Kingsley Burnett (pictured), thought he was getting a flight to Sydney, Australia. Instead, he was headed for Sidney, Montana
There is also a Sydney – spelt the same way as its more famous namesake – in Nova Scotia, Canada.
In March, 2017 Dutch teenager Milan Schipper ended up on the east coast of Canada rather than the east coast of Australia.
When he was booking the flight, the then 18-year-old found one ticket that was almost $300 cheaper than the rest.
‘So I thought, “Well, let’s book that one,”‘ he told the Canadian Broadcasting Corporation at the time.
He first realised something was wrong when he landed in Toronto for a stopover and saw the Air Canada plane that would take him to Sydney.
‘The plane was really small and so I figured, would that make it to Australia?’ he said.
He boarded anyway, then he saw the map on the screen on the seat in front of him.
‘I saw the flight plan was going to go right, not left. It was about the time that I realised there was another Sydney,’ he said.
Mr Schipper was far from alone. An American woman on the same flight as him had made the same error, he said.

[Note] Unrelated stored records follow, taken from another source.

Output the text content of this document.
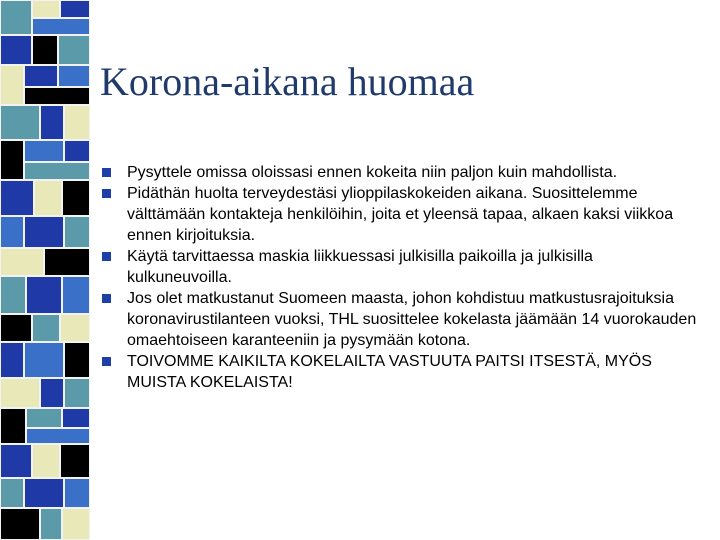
Korona-aikana huomaa
Pysyttele omissa oloissasi ennen kokeita niin paljon kuin mahdollista.
Pidäthän huolta terveydestäsi ylioppilaskokeiden aikana. Suosittelemme välttämään kontakteja henkilöihin, joita et yleensä tapaa, alkaen kaksi viikkoa ennen kirjoituksia.
Käytä tarvittaessa maskia liikkuessasi julkisilla paikoilla ja julkisilla kulkuneuvoilla.
Jos olet matkustanut Suomeen maasta, johon kohdistuu matkustusrajoituksia koronavirustilanteen vuoksi, THL suosittelee kokelasta jäämään 14 vuorokauden omaehtoiseen karanteeniin ja pysymään kotona.
TOIVOMME KAIKILTA KOKELAILTA VASTUUTA PAITSI ITSESTÄ, MYÖS MUISTA KOKELAISTA!
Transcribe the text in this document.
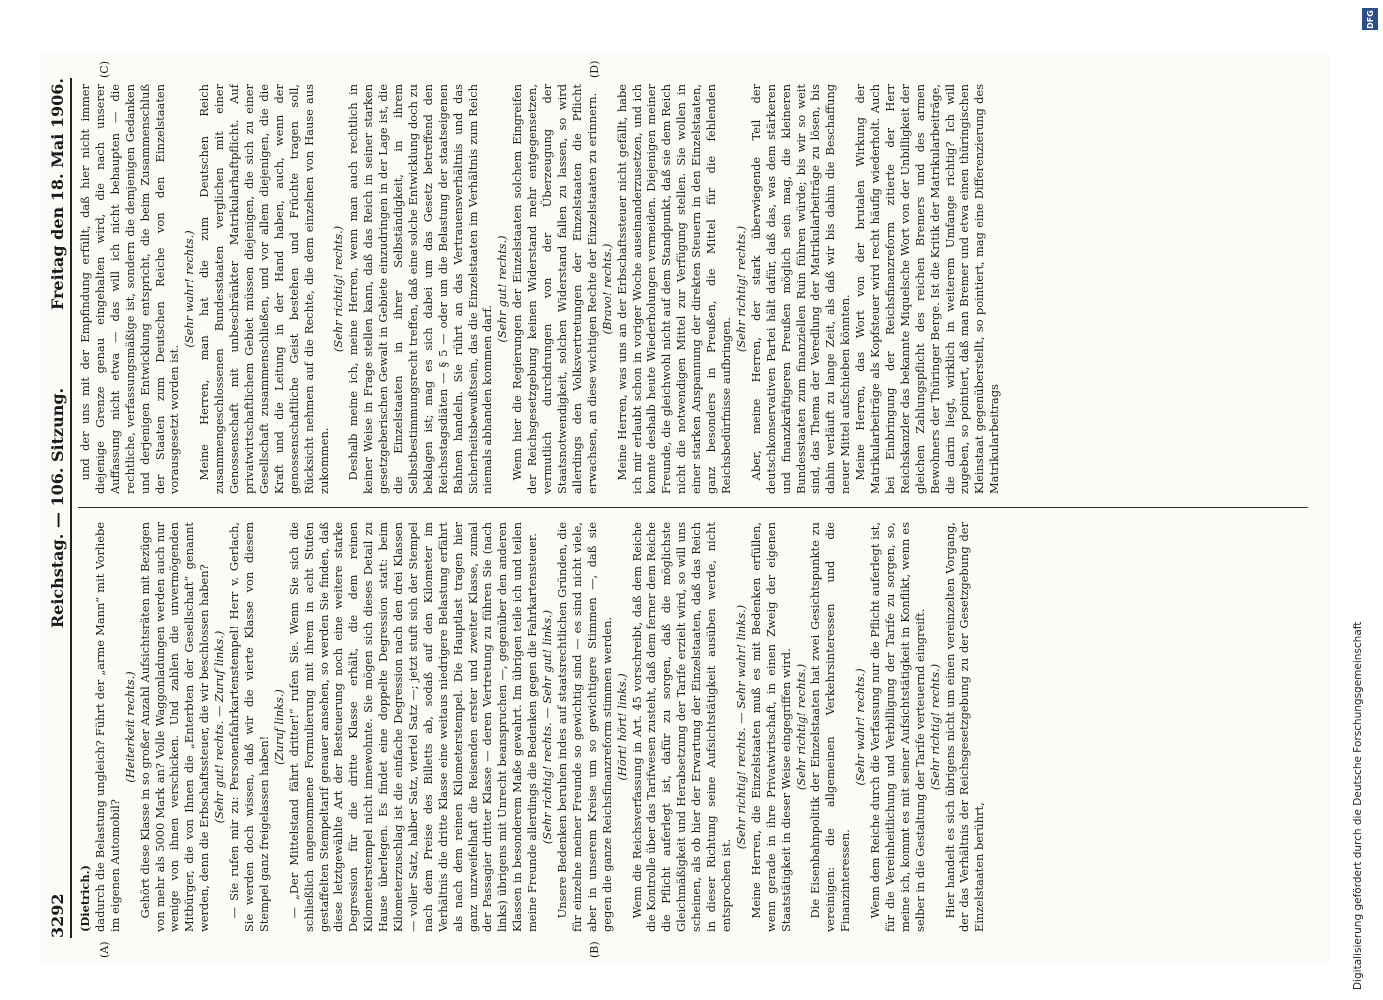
3292
Reichstag. — 106. Sitzung.
Freitag den 18. Mai 1906.
(A)	(B)
(C)	(D)

(Dietrich.) dadurch die Belastung ungleich? Führt der „arme Mann“ mit Vorliebe im eigenen Automobil?

(Heiterkeit rechts.) Gehört diese Klasse in so großer Anzahl Aufsichtsräten mit Bezügen von mehr als 5000 Mark an? Volle Waggonladungen werden auch nur wenige von ihnen verschicken. Und zahlen die unvermögenden Mitbürger, die von Ihnen die „Enterbten der Gesellschaft“ genannt werden, denn die Erbschaftssteuer, die wir beschlossen haben? (Sehr gut! rechts. — Zuruf links.) — Sie rufen mir zu: Personenfahrkartenstempel! Herr v. Gerlach, Sie werden doch wissen, daß wir die vierte Klasse von diesem Stempel ganz freigelassen haben!

(Zuruf links.) — „Der Mittelstand fährt dritter!“ rufen Sie. Wenn Sie sich die schließlich angenommene Formulierung mit ihrem in acht Stufen gestaffelten Stempeltarif genauer ansehen, so werden Sie finden, daß diese letztgewählte Art der Besteuerung noch eine weitere starke Degression für die dritte Klasse erhält, die dem reinen Kilometerstempel nicht innewohnte. Sie mögen sich dieses Detail zu Hause überlegen. Es findet eine doppelte Degression statt: beim Kilometerzuschlag ist die einfache Degression nach den drei Klassen — voller Satz, halber Satz, viertel Satz —; jetzt stuft sich der Stempel nach dem Preise des Billetts ab, sodaß auf den Kilometer im Verhältnis die dritte Klasse eine weitaus niedrigere Belastung erfährt als nach dem reinen Kilometerstempel. Die Hauptlast tragen hier ganz unzweifelhaft die Reisenden erster und zweiter Klasse, zumal der Passagier dritter Klasse — deren Vertretung zu führen Sie (nach links) übrigens mit Unrecht beanspruchen —, gegenüber den anderen Klassen in besonderem Maße gewahrt. Im übrigen teile ich und teilen meine Freunde allerdings die Bedenken gegen die Fahrkartensteuer. (Sehr richtig! rechts. — Sehr gut! links.) Unsere Bedenken beruhen indes auf staatsrechtlichen Gründen, die für einzelne meiner Freunde so gewichtig sind — es sind nicht viele, aber in unserem Kreise um so gewichtigere Stimmen —, daß sie gegen die ganze Reichsfinanzreform stimmen werden. (Hört! hört! links.) Wenn die Reichsverfassung in Art. 45 vorschreibt, daß dem Reiche die Kontrolle über das Tarifwesen zusteht, daß dem ferner dem Reiche die Pflicht auferlegt ist, dafür zu sorgen, daß die möglichste Gleichmäßigkeit und Herabsetzung der Tarife erzielt wird, so will uns scheinen, als ob hier der Erwartung der Einzelstaaten, daß das Reich in dieser Richtung seine Aufsichtstätigkeit ausüben werde, nicht entsprochen ist.

(Sehr richtig! rechts. — Sehr wahr! links.) Meine Herren, die Einzelstaaten muß es mit Bedenken erfüllen, wenn gerade in ihre Privatwirtschaft, in einen Zweig der eigenen Staatstätigkeit in dieser Weise eingegriffen wird. (Sehr richtig! rechts.) Die Eisenbahnpolitik der Einzelstaaten hat zwei Gesichtspunkte zu vereinigen: die allgemeinen Verkehrsinteressen und die Finanzinteressen.

(Sehr wahr! rechts.) Wenn dem Reiche durch die Verfassung nur die Pflicht auferlegt ist, für die Vereinheitlichung und Verbilligung der Tarife zu sorgen, so, meine ich, kommt es mit seiner Aufsichtstätigkeit in Konflikt, wenn es selber in die Gestaltung der Tarife verteuernd eingreift. (Sehr richtig! rechts.) Hier handelt es sich übrigens nicht um einen vereinzelten Vorgang, der das Verhältnis der Reichsgesetzgebung zu der Gesetzgebung der Einzelstaaten berührt,

und der uns mit der Empfindung erfüllt, daß hier nicht immer diejenige Grenze genau eingehalten wird, die nach unserer Auffassung nicht etwa — das will ich nicht behaupten — die rechtliche, verfassungsmäßige ist, sondern die demjenigen Gedanken und derjenigen Entwicklung entspricht, die beim Zusammenschluß der Staaten zum Deutschen Reiche von den Einzelstaaten vorausgesetzt worden ist.

(Sehr wahr! rechts.) Meine Herren, man hat die zum Deutschen Reich zusammengeschlossenen Bundesstaaten verglichen mit einer Genossenschaft mit unbeschränkter Matrikularhaftpflicht. Auf privatwirtschaftlichem Gebiet müssen diejenigen, die sich zu einer Gesellschaft zusammenschließen, und vor allem diejenigen, die die Kraft und die Leitung in der Hand haben, auch, wenn der genossenschaftliche Geist bestehen und Früchte tragen soll, Rücksicht nehmen auf die Rechte, die dem einzelnen von Hause aus zukommen.

(Sehr richtig! rechts.) Deshalb meine ich, meine Herren, wenn man auch rechtlich in keiner Weise in Frage stellen kann, daß das Reich in seiner starken gesetzgeberischen Gewalt in Gebiete einzudringen in der Lage ist, die die Einzelstaaten in ihrer Selbständigkeit, in ihrem Selbstbestimmungsrecht treffen, daß eine solche Entwicklung doch zu beklagen ist; mag es sich dabei um das Gesetz betreffend den Reichsstagsdiäten — § 5 — oder um die Belastung der staatseigenen Bahnen handeln. Sie rührt an das Vertrauensverhältnis und das Sicherheitsbewußtsein, das die Einzelstaaten im Verhältnis zum Reich niemals abhanden kommen darf.

(Sehr gut! rechts.) Wenn hier die Regierungen der Einzelstaaten solchem Eingreifen der Reichsgesetzgebung keinen Widerstand mehr entgegensetzen, vermutlich durchdrungen von der Überzeugung der Staatsnotwendigkeit, solchen Widerstand fallen zu lassen, so wird allerdings den Volksvertretungen der Einzelstaaten die Pflicht erwachsen, an diese wichtigen Rechte der Einzelstaaten zu erinnern. (Bravo! rechts.) Meine Herren, was uns an der Erbschaftssteuer nicht gefällt, habe ich mir erlaubt schon in voriger Woche auseinanderzusetzen, und ich konnte deshalb heute Wiederholungen vermeiden. Diejenigen meiner Freunde, die gleichwohl nicht auf dem Standpunkt, daß sie dem Reich nicht die notwendigen Mittel zur Verfügung stellen. Sie wollen in einer starken Anspannung der direkten Steuern in den Einzelstaaten, ganz besonders in Preußen, die Mittel für die fehlenden Reichsbedürfnisse aufbringen.

(Sehr richtig! rechts.) Aber, meine Herren, der stark überwiegende Teil der deutschkonservativen Partei hält dafür, daß das, was dem stärkeren und finanzkräftigeren Preußen möglich sein mag, die kleineren Bundesstaaten zum finanziellen Ruin führen würde; bis wir so weit sind, das Thema der Veredlung der Matrikularbeiträge zu lösen, bis dahin verläuft zu lange Zeit, als daß wir bis dahin die Beschaffung neuer Mittel aufschieben könnten. Meine Herren, das Wort von der brutalen Wirkung der Matrikularbeiträge als Kopfsteuer wird recht häufig wiederholt. Auch bei Einbringung der Reichsfinanzreform zitierte der Herr Reichskanzler das bekannte Miquelsche Wort von der Unbilligkeit der gleichen Zahlungspflicht des reichen Bremers und des armen Bewohners der Thüringer Berge. Ist die Kritik der Matrikularbeiträge, die darin liegt, wirklich in weiterem Umfange richtig? Ich will zugeben, so pointiert, daß man Bremer und etwa einen thüringischen Kleinstaat gegenüberstellt, so pointiert, mag eine Differenzierung des Matrikularbeitrags

Digitalisierung gefördert durch die Deutsche Forschungsgemeinschaft
DFG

In 2002, two British teenagers ended up in Sydney, Nova Scotia while trying to get to Australia, as did an Argentinian tourist in 2008, a Dutch man and his grandson in 2009 and an Italian couple in 2010.
There is also a Sydney Parade in Dublin, Ireland. It has a cricket ground and a train station, but no airport, so there have been no reported attempts of people mixing it up with Sydney, Australia, Sydney, Canada or Sidney, America.